Another method is used to derive covariant tensor components. When performing tensor transformations it is critical that the method used to map to the coordinate systems in use be tracked so that operations may be applied correctly for accurate meaningful results.

In 2 dimensions, for an oblique rectilinear coordinate system, contravariant coordinates of a directed line segment (in two dimensions this is termed a vector) can be established by placing the origin of the coordinate axis at the tail of the vector. Parallel lines are placed through the head of the vector. The intersection of the line parallel to the x^{1} axis with the x^{2} axis provides the x^{2} coordinate. Similarly, the intersection of the line parallel to the x^{2} axis with the x^{1} axis provides the x^{1} coordinate.

By definition; the oblique, rectilinear, contravariant coordinates of the point P above are summarized as: x^{i} = (x^{1},x^{2})

Notice the superscript, this is a standard nomenclature convention for contravariant tensor components and should not be confused with the subscript; which is used to designate covariant tensor components.

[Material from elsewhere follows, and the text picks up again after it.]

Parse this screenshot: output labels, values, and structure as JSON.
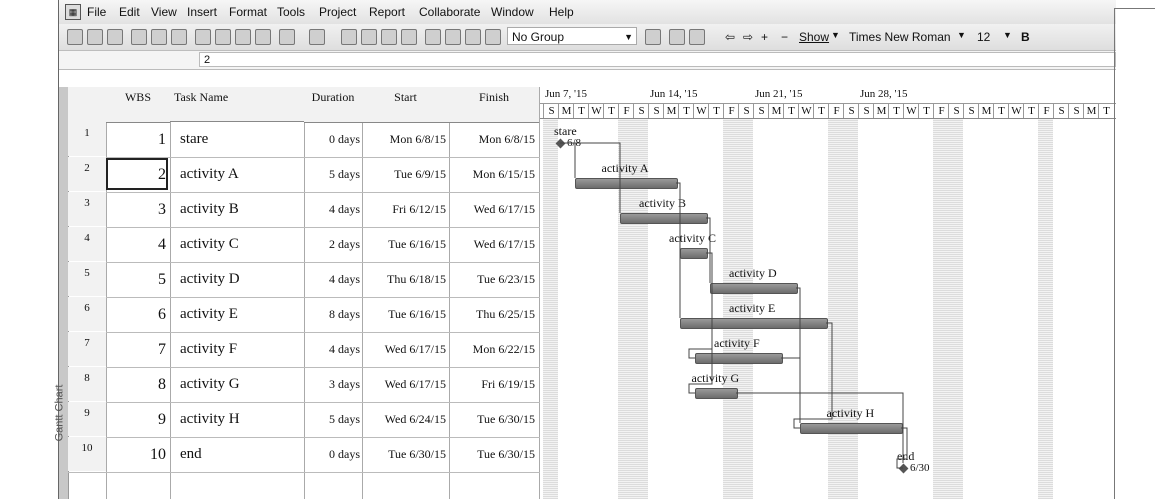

Using the definition above, the contravariant components of a position vector v^{i}, where i=2, can be defined as the differences between coordinates (or position vectors) of the head and tail, on the same coordinate axis. Stated in another way, the vector components are the projection onto an axis from the direction parallel to the other axis.

so, since we have placed our origin at the tail of the vector,

v^{2}=( (x^{1} - 0), (x^{2} - 0 ) )

v^{2}=(x^{1}, x^{2})

This result is generalized into n-dimensions. Contravariant is a fundamental concept or property within tensor theory and applies to tensors of all ranks over all manifolds. Since whether tensor components are contravariant or covariant, how they are mixed, and the order of operations all impact the results it is imperative to track for correct application of methods.

In category theory a functor may be covariant or contravariant, with the dual space being a standard example of a contravariant construction and tensor. Some constructions of multilinear algebra are of 'mixed' variance, which prevents them from being functors as such.